UC Berkeley community members reflected on the state of child care and its impacts on student-parents during the COVID-19 pandemic.
During the 2020-21 academic year, the UC Berkeley Early Childhood Education Program, or ECEP, was forced to make adjustments because of the COVID-19 pandemic, according to campus spokesperson Adam Ratliff.
While several ECEP centers are now open, some still experienced brief periods of closure last year with one remaining closed. Ratliff said changes to ECEP operations in the previous academic year did not impact the ratio of teachers to children.
“Looking forward, ECEP is working to expand its operations to better meet the needs of families,” Ratliff said in an email. “For example, ECEP has been working to hire more teaching staff.”
Elena Montoya, senior research and policy associate for the Center for the Study of Child Care Employment at UC Berkeley, said that in the face of the pandemic, the national child care workforce is still 90% of what it previously was, an effect that has likely impacted child care services available in Berkeley.
After “a difficult year and a half,” child care centers and other programs can no longer serve as many children as before due to changes in regulation and the pandemic which has forced them to financially adjust, Montoya said.
She added although the child care shortage existed before the pandemic, which was mostly due to low wages, this shortage was exacerbated by the pandemic. To help solve this problem, Montoya noted the need for public funding and reform to guarantee fair compensation for child care workers.
“Even though child care teachers are dedicated and passionate about their work, you can’t expect them to stay in jobs with low benefits and wages,” Montoya said. “Pre-pandemic or now, we can’t get quality child care work if we can’t pay workers what they deserve.”
Additionally, Montoya said educators are also stressed and concerned for their own health as they would be working in close proximity with children who are currently too young to be vaccinated.
Tomie Lenear, program coordinator for the campus Student Parent Center, explained that the changes made to campus child care programs were fairly received by student-parents.

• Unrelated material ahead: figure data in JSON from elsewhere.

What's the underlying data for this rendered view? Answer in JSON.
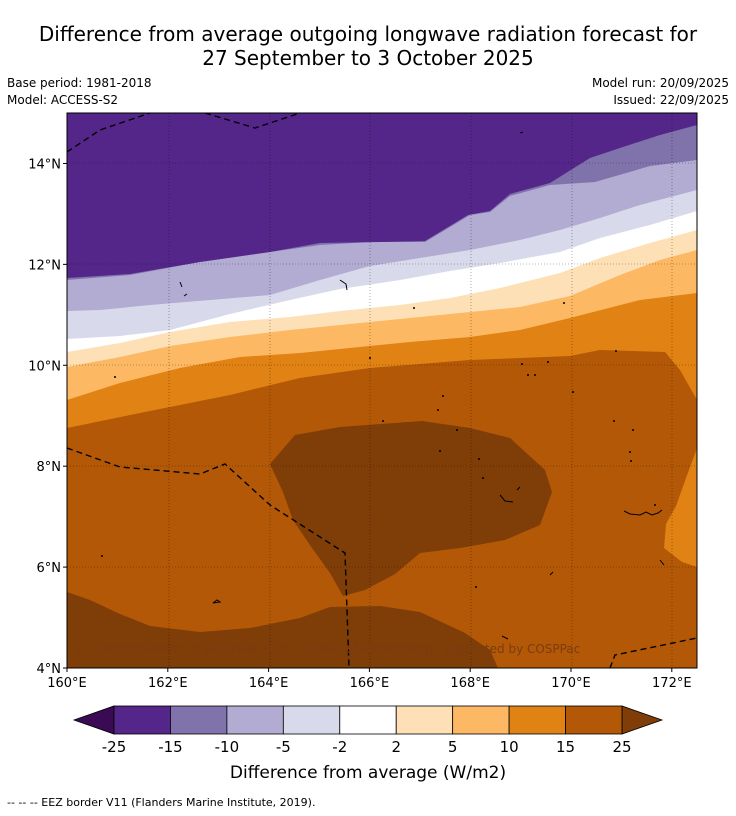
{
  "title": {
    "line1": "Difference from average outgoing longwave radiation forecast for",
    "line2": "27 September to 3 October 2025"
  },
  "meta_left": [
    "Base period: 1981-2018",
    "Model: ACCESS-S2"
  ],
  "meta_right": [
    "Model run: 20/09/2025",
    "Issued: 22/09/2025"
  ],
  "map": {
    "lon_range": [
      160,
      172.5
    ],
    "lat_range": [
      4,
      15
    ],
    "x_ticks": [
      {
        "value": 160,
        "label": "160°E"
      },
      {
        "value": 162,
        "label": "162°E"
      },
      {
        "value": 164,
        "label": "164°E"
      },
      {
        "value": 166,
        "label": "166°E"
      },
      {
        "value": 168,
        "label": "168°E"
      },
      {
        "value": 170,
        "label": "170°E"
      },
      {
        "value": 172,
        "label": "172°E"
      }
    ],
    "y_ticks": [
      {
        "value": 4,
        "label": "4°N"
      },
      {
        "value": 6,
        "label": "6°N"
      },
      {
        "value": 8,
        "label": "8°N"
      },
      {
        "value": 10,
        "label": "10°N"
      },
      {
        "value": 12,
        "label": "12°N"
      },
      {
        "value": 14,
        "label": "14°N"
      }
    ],
    "copyright": "© Commonwealth of Australia 2025, Bureau of Meteorology, supported by COSPPac"
  },
  "colorbar": {
    "low_extend_color": "#3a0a55",
    "high_extend_color": "#7f3d08",
    "bins": [
      {
        "from": -25,
        "to": -15,
        "color": "#54268a"
      },
      {
        "from": -15,
        "to": -10,
        "color": "#8073ac"
      },
      {
        "from": -10,
        "to": -5,
        "color": "#b2abd2"
      },
      {
        "from": -5,
        "to": -2,
        "color": "#d8daeb"
      },
      {
        "from": -2,
        "to": 2,
        "color": "#ffffff"
      },
      {
        "from": 2,
        "to": 5,
        "color": "#fee0b6"
      },
      {
        "from": 5,
        "to": 10,
        "color": "#fdb863"
      },
      {
        "from": 10,
        "to": 15,
        "color": "#e08214"
      },
      {
        "from": 15,
        "to": 25,
        "color": "#b35806"
      }
    ],
    "tick_labels": [
      "-25",
      "-15",
      "-10",
      "-5",
      "-2",
      "2",
      "5",
      "10",
      "15",
      "25"
    ],
    "label": "Difference from average (W/m2)"
  },
  "footnote": "--  --  -- EEZ border V11 (Flanders Marine Institute, 2019)."
}
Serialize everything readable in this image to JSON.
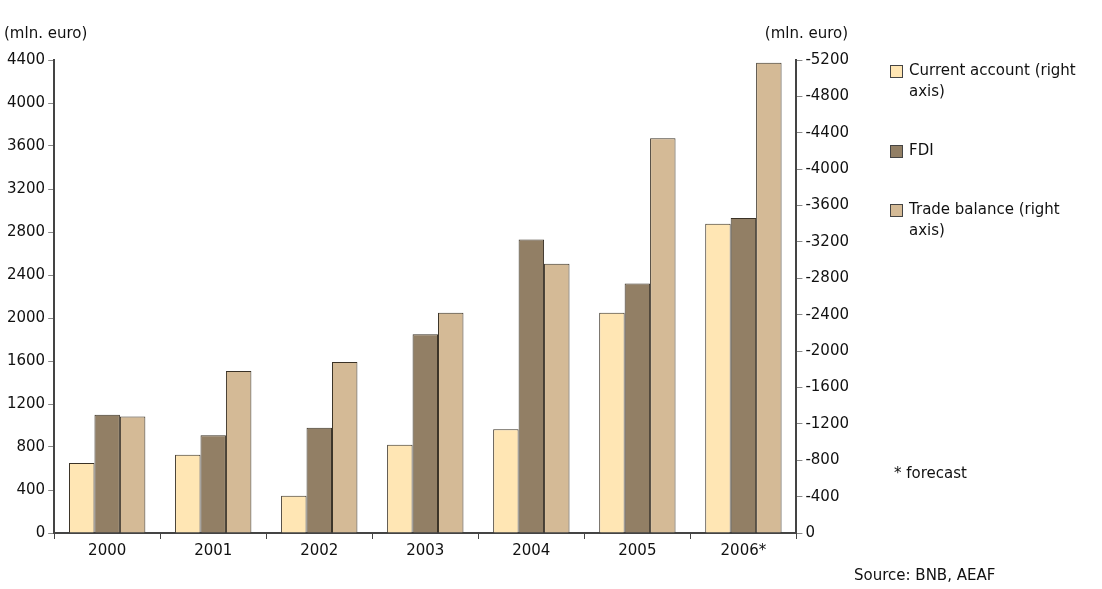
{
  "chart_data": {
    "type": "bar",
    "ylabel": "(mln. euro)",
    "y2label": "(mln. euro)",
    "categories": [
      "2000",
      "2001",
      "2002",
      "2003",
      "2004",
      "2005",
      "2006*"
    ],
    "series": [
      {
        "name": "Current account (right axis)",
        "color": "#ffe6b4",
        "axis": "y2",
        "values": [
          -770,
          -860,
          -410,
          -970,
          -1140,
          -2420,
          -3400
        ]
      },
      {
        "name": "FDI",
        "color": "#927f65",
        "values": [
          1100,
          910,
          980,
          1850,
          2730,
          2320,
          2930
        ]
      },
      {
        "name": "Trade balance (right axis)",
        "color": "#d4ba96",
        "axis": "y2",
        "values": [
          -1280,
          -1780,
          -1880,
          -2420,
          -2960,
          -4340,
          -5170
        ]
      }
    ],
    "ylim": [
      0,
      4400
    ],
    "yticks": [
      0,
      400,
      800,
      1200,
      1600,
      2000,
      2400,
      2800,
      3200,
      3600,
      4000,
      4400
    ],
    "y2lim": [
      0,
      -5200
    ],
    "y2ticks": [
      0,
      -400,
      -800,
      -1200,
      -1600,
      -2000,
      -2400,
      -2800,
      -3200,
      -3600,
      -4000,
      -4400,
      -4800,
      -5200
    ],
    "grid": false,
    "legend": "right",
    "annotations": [
      "* forecast",
      "Source: BNB, AEAF"
    ]
  }
}
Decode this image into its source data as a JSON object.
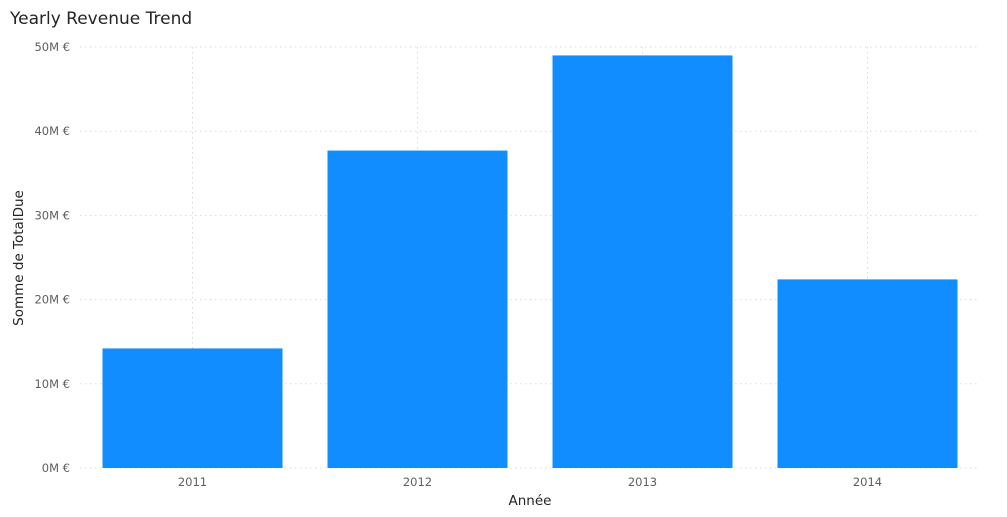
{
  "chart_data": {
    "type": "bar",
    "title": "Yearly Revenue Trend",
    "xlabel": "Année",
    "ylabel": "Somme de TotalDue",
    "categories": [
      "2011",
      "2012",
      "2013",
      "2014"
    ],
    "values": [
      14.2,
      37.7,
      49.0,
      22.4
    ],
    "unit": "M €",
    "ylim": [
      0,
      50
    ],
    "yticks": [
      0,
      10,
      20,
      30,
      40,
      50
    ],
    "ytick_labels": [
      "0M €",
      "10M €",
      "20M €",
      "30M €",
      "40M €",
      "50M €"
    ],
    "grid": true,
    "bar_color": "#118dff",
    "grid_color": "#d9d9d9",
    "text_color": "#252423",
    "tick_color": "#605e5c"
  }
}
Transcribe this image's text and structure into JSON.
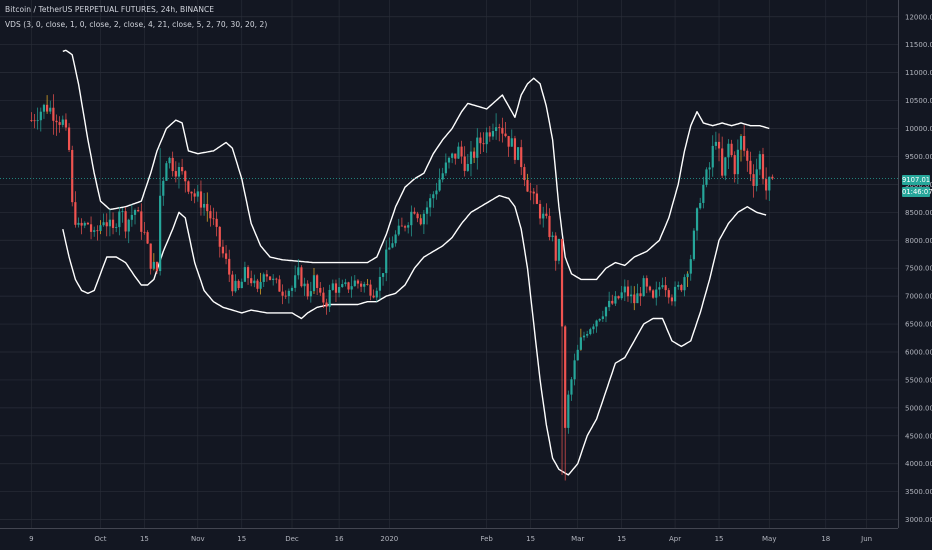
{
  "header": {
    "title": "Bitcoin / TetherUS PERPETUAL FUTURES, 24h, BINANCE",
    "indicator": "VDS (3, 0, close, 1, 0, close, 2, close, 4, 21, close, 5, 2, 70, 30, 20, 2)"
  },
  "price_tag": {
    "price": "9107.01",
    "timer": "01:46:07",
    "color": "#26a69a"
  },
  "colors": {
    "background": "#131722",
    "grid": "#2a2e39",
    "up": "#26a69a",
    "down": "#ef5350",
    "band": "#ffffff",
    "axis_text": "#b2b5be",
    "wick": "#f0b429"
  },
  "chart_data": {
    "type": "candlestick",
    "title": "Bitcoin / TetherUS PERPETUAL FUTURES, 24h, BINANCE",
    "x_tick_labels": [
      "9",
      "Oct",
      "15",
      "Nov",
      "15",
      "Dec",
      "16",
      "2020",
      "Feb",
      "15",
      "Mar",
      "15",
      "Apr",
      "15",
      "May",
      "18",
      "Jun"
    ],
    "x_ticks": [
      {
        "label": "9",
        "day": 0
      },
      {
        "label": "Oct",
        "day": 22
      },
      {
        "label": "15",
        "day": 36
      },
      {
        "label": "Nov",
        "day": 53
      },
      {
        "label": "15",
        "day": 67
      },
      {
        "label": "Dec",
        "day": 83
      },
      {
        "label": "16",
        "day": 98
      },
      {
        "label": "2020",
        "day": 114
      },
      {
        "label": "Feb",
        "day": 145
      },
      {
        "label": "15",
        "day": 159
      },
      {
        "label": "Mar",
        "day": 174
      },
      {
        "label": "15",
        "day": 188
      },
      {
        "label": "Apr",
        "day": 205
      },
      {
        "label": "15",
        "day": 219
      },
      {
        "label": "May",
        "day": 235
      },
      {
        "label": "18",
        "day": 253
      },
      {
        "label": "Jun",
        "day": 266
      }
    ],
    "y_tick_labels": [
      "12000.00",
      "11500.00",
      "11000.00",
      "10500.00",
      "10000.00",
      "9500.00",
      "9000.00",
      "8500.00",
      "8000.00",
      "7500.00",
      "7000.00",
      "6500.00",
      "6000.00",
      "5500.00",
      "5000.00",
      "4500.00",
      "4000.00",
      "3500.00",
      "3000.00"
    ],
    "ylim": [
      2850,
      12300
    ],
    "xlim": [
      -10,
      276
    ],
    "grid": true,
    "price_key_points": [
      [
        0,
        10150
      ],
      [
        2,
        10300
      ],
      [
        5,
        10400
      ],
      [
        8,
        10250
      ],
      [
        10,
        10100
      ],
      [
        12,
        9600
      ],
      [
        13,
        8600
      ],
      [
        15,
        8200
      ],
      [
        18,
        8300
      ],
      [
        20,
        8050
      ],
      [
        23,
        8400
      ],
      [
        26,
        8150
      ],
      [
        28,
        8600
      ],
      [
        30,
        8300
      ],
      [
        33,
        8550
      ],
      [
        36,
        8100
      ],
      [
        38,
        7600
      ],
      [
        40,
        7450
      ],
      [
        41,
        8800
      ],
      [
        43,
        9500
      ],
      [
        46,
        9300
      ],
      [
        49,
        9100
      ],
      [
        52,
        8800
      ],
      [
        55,
        8650
      ],
      [
        58,
        8300
      ],
      [
        60,
        7900
      ],
      [
        62,
        7600
      ],
      [
        64,
        7200
      ],
      [
        66,
        7100
      ],
      [
        68,
        7400
      ],
      [
        70,
        7300
      ],
      [
        72,
        7050
      ],
      [
        74,
        7500
      ],
      [
        77,
        7250
      ],
      [
        80,
        7100
      ],
      [
        83,
        7150
      ],
      [
        85,
        7400
      ],
      [
        88,
        7050
      ],
      [
        90,
        7300
      ],
      [
        92,
        6950
      ],
      [
        94,
        6900
      ],
      [
        96,
        7200
      ],
      [
        98,
        7100
      ],
      [
        100,
        7150
      ],
      [
        103,
        7250
      ],
      [
        106,
        7200
      ],
      [
        109,
        7100
      ],
      [
        111,
        7300
      ],
      [
        113,
        7700
      ],
      [
        115,
        8000
      ],
      [
        118,
        8200
      ],
      [
        120,
        8400
      ],
      [
        122,
        8600
      ],
      [
        124,
        8400
      ],
      [
        127,
        8700
      ],
      [
        130,
        9100
      ],
      [
        133,
        9400
      ],
      [
        136,
        9600
      ],
      [
        139,
        9300
      ],
      [
        142,
        9700
      ],
      [
        145,
        9900
      ],
      [
        148,
        10200
      ],
      [
        151,
        9900
      ],
      [
        153,
        9700
      ],
      [
        156,
        9400
      ],
      [
        158,
        9000
      ],
      [
        160,
        8700
      ],
      [
        162,
        8500
      ],
      [
        164,
        8300
      ],
      [
        166,
        8000
      ],
      [
        167,
        7700
      ],
      [
        168,
        7900
      ],
      [
        169,
        6500
      ],
      [
        170,
        4600
      ],
      [
        171,
        5200
      ],
      [
        173,
        5800
      ],
      [
        175,
        6200
      ],
      [
        177,
        6400
      ],
      [
        180,
        6600
      ],
      [
        183,
        6800
      ],
      [
        186,
        6900
      ],
      [
        189,
        7100
      ],
      [
        192,
        6900
      ],
      [
        195,
        7200
      ],
      [
        198,
        6900
      ],
      [
        201,
        7300
      ],
      [
        204,
        7000
      ],
      [
        207,
        7200
      ],
      [
        210,
        7700
      ],
      [
        213,
        8800
      ],
      [
        216,
        9300
      ],
      [
        218,
        9900
      ],
      [
        220,
        9100
      ],
      [
        222,
        9700
      ],
      [
        224,
        9300
      ],
      [
        226,
        9800
      ],
      [
        228,
        9400
      ],
      [
        230,
        9100
      ],
      [
        232,
        9500
      ],
      [
        234,
        8900
      ],
      [
        236,
        9100
      ]
    ],
    "upper_band_key_points": [
      [
        10,
        11380
      ],
      [
        11,
        11400
      ],
      [
        13,
        11320
      ],
      [
        15,
        10800
      ],
      [
        18,
        9800
      ],
      [
        20,
        9200
      ],
      [
        22,
        8700
      ],
      [
        25,
        8550
      ],
      [
        30,
        8600
      ],
      [
        35,
        8700
      ],
      [
        38,
        9200
      ],
      [
        40,
        9600
      ],
      [
        43,
        10000
      ],
      [
        46,
        10150
      ],
      [
        48,
        10100
      ],
      [
        50,
        9600
      ],
      [
        53,
        9550
      ],
      [
        58,
        9600
      ],
      [
        62,
        9750
      ],
      [
        64,
        9650
      ],
      [
        67,
        9100
      ],
      [
        70,
        8300
      ],
      [
        73,
        7900
      ],
      [
        76,
        7700
      ],
      [
        80,
        7650
      ],
      [
        90,
        7600
      ],
      [
        100,
        7600
      ],
      [
        107,
        7600
      ],
      [
        110,
        7700
      ],
      [
        113,
        8100
      ],
      [
        116,
        8600
      ],
      [
        119,
        8950
      ],
      [
        122,
        9100
      ],
      [
        125,
        9200
      ],
      [
        128,
        9550
      ],
      [
        131,
        9800
      ],
      [
        134,
        10000
      ],
      [
        137,
        10300
      ],
      [
        139,
        10450
      ],
      [
        142,
        10400
      ],
      [
        145,
        10350
      ],
      [
        148,
        10500
      ],
      [
        150,
        10600
      ],
      [
        152,
        10400
      ],
      [
        154,
        10200
      ],
      [
        156,
        10600
      ],
      [
        158,
        10800
      ],
      [
        160,
        10900
      ],
      [
        162,
        10800
      ],
      [
        164,
        10400
      ],
      [
        166,
        9800
      ],
      [
        168,
        8600
      ],
      [
        170,
        7700
      ],
      [
        172,
        7400
      ],
      [
        175,
        7300
      ],
      [
        180,
        7300
      ],
      [
        183,
        7500
      ],
      [
        186,
        7600
      ],
      [
        189,
        7550
      ],
      [
        192,
        7700
      ],
      [
        196,
        7800
      ],
      [
        200,
        8000
      ],
      [
        203,
        8400
      ],
      [
        206,
        9000
      ],
      [
        208,
        9600
      ],
      [
        210,
        10050
      ],
      [
        212,
        10300
      ],
      [
        214,
        10100
      ],
      [
        217,
        10050
      ],
      [
        220,
        10100
      ],
      [
        223,
        10050
      ],
      [
        226,
        10100
      ],
      [
        229,
        10050
      ],
      [
        232,
        10050
      ],
      [
        235,
        10000
      ]
    ],
    "lower_band_key_points": [
      [
        10,
        8200
      ],
      [
        12,
        7700
      ],
      [
        14,
        7300
      ],
      [
        16,
        7100
      ],
      [
        18,
        7050
      ],
      [
        20,
        7100
      ],
      [
        22,
        7400
      ],
      [
        24,
        7700
      ],
      [
        27,
        7700
      ],
      [
        30,
        7600
      ],
      [
        33,
        7350
      ],
      [
        35,
        7200
      ],
      [
        37,
        7200
      ],
      [
        39,
        7300
      ],
      [
        42,
        7800
      ],
      [
        45,
        8200
      ],
      [
        47,
        8500
      ],
      [
        49,
        8400
      ],
      [
        52,
        7600
      ],
      [
        55,
        7100
      ],
      [
        58,
        6900
      ],
      [
        61,
        6800
      ],
      [
        64,
        6750
      ],
      [
        67,
        6700
      ],
      [
        70,
        6750
      ],
      [
        75,
        6700
      ],
      [
        78,
        6700
      ],
      [
        83,
        6700
      ],
      [
        86,
        6600
      ],
      [
        88,
        6700
      ],
      [
        91,
        6800
      ],
      [
        95,
        6850
      ],
      [
        100,
        6850
      ],
      [
        104,
        6850
      ],
      [
        107,
        6900
      ],
      [
        110,
        6900
      ],
      [
        113,
        7000
      ],
      [
        116,
        7050
      ],
      [
        119,
        7200
      ],
      [
        122,
        7500
      ],
      [
        125,
        7700
      ],
      [
        128,
        7800
      ],
      [
        131,
        7900
      ],
      [
        134,
        8050
      ],
      [
        137,
        8300
      ],
      [
        140,
        8500
      ],
      [
        143,
        8600
      ],
      [
        146,
        8700
      ],
      [
        149,
        8800
      ],
      [
        152,
        8750
      ],
      [
        154,
        8600
      ],
      [
        156,
        8200
      ],
      [
        158,
        7500
      ],
      [
        160,
        6500
      ],
      [
        162,
        5500
      ],
      [
        164,
        4700
      ],
      [
        166,
        4100
      ],
      [
        168,
        3900
      ],
      [
        171,
        3800
      ],
      [
        174,
        4000
      ],
      [
        177,
        4500
      ],
      [
        180,
        4800
      ],
      [
        183,
        5300
      ],
      [
        186,
        5800
      ],
      [
        189,
        5900
      ],
      [
        192,
        6200
      ],
      [
        195,
        6500
      ],
      [
        198,
        6600
      ],
      [
        201,
        6600
      ],
      [
        204,
        6200
      ],
      [
        207,
        6100
      ],
      [
        210,
        6200
      ],
      [
        213,
        6700
      ],
      [
        216,
        7300
      ],
      [
        219,
        8000
      ],
      [
        222,
        8300
      ],
      [
        225,
        8500
      ],
      [
        228,
        8600
      ],
      [
        231,
        8500
      ],
      [
        234,
        8450
      ]
    ]
  }
}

When the pandemic began, he noted that many student-parents were concerned about how a lack of child care would interfere with professors’ expectations.
Campus psychology professor Stephen Hinshaw noted that during the pandemic, an increase in parenting stress alongside the halt of in-person child care also led to a rise of domestic violence rates, depression and anxiety in young and older adults, which could include many student-parents.
“We might also come to realize that excellent childcare is not a luxury but a necessity for families, for optimal child development, and for the future well being (both psychological and economic) of our society,” Hinshaw said in an email.
As guidelines for reopening emerged, Lenear said student-parents remained anxious over the availability of certain services and the subsidization of those services.
According to Lenear, student-parents are also concerned that campus will not be mindful of how the COVID-19 vaccine is not available to all children. He also noted the need for a flexible and understanding mode of academia.
“Student parents are resilient and resourceful,” Lenear said. “They can find resources for what campus can’t provide. This isn’t the way that it should go, but student parents are doing their best.”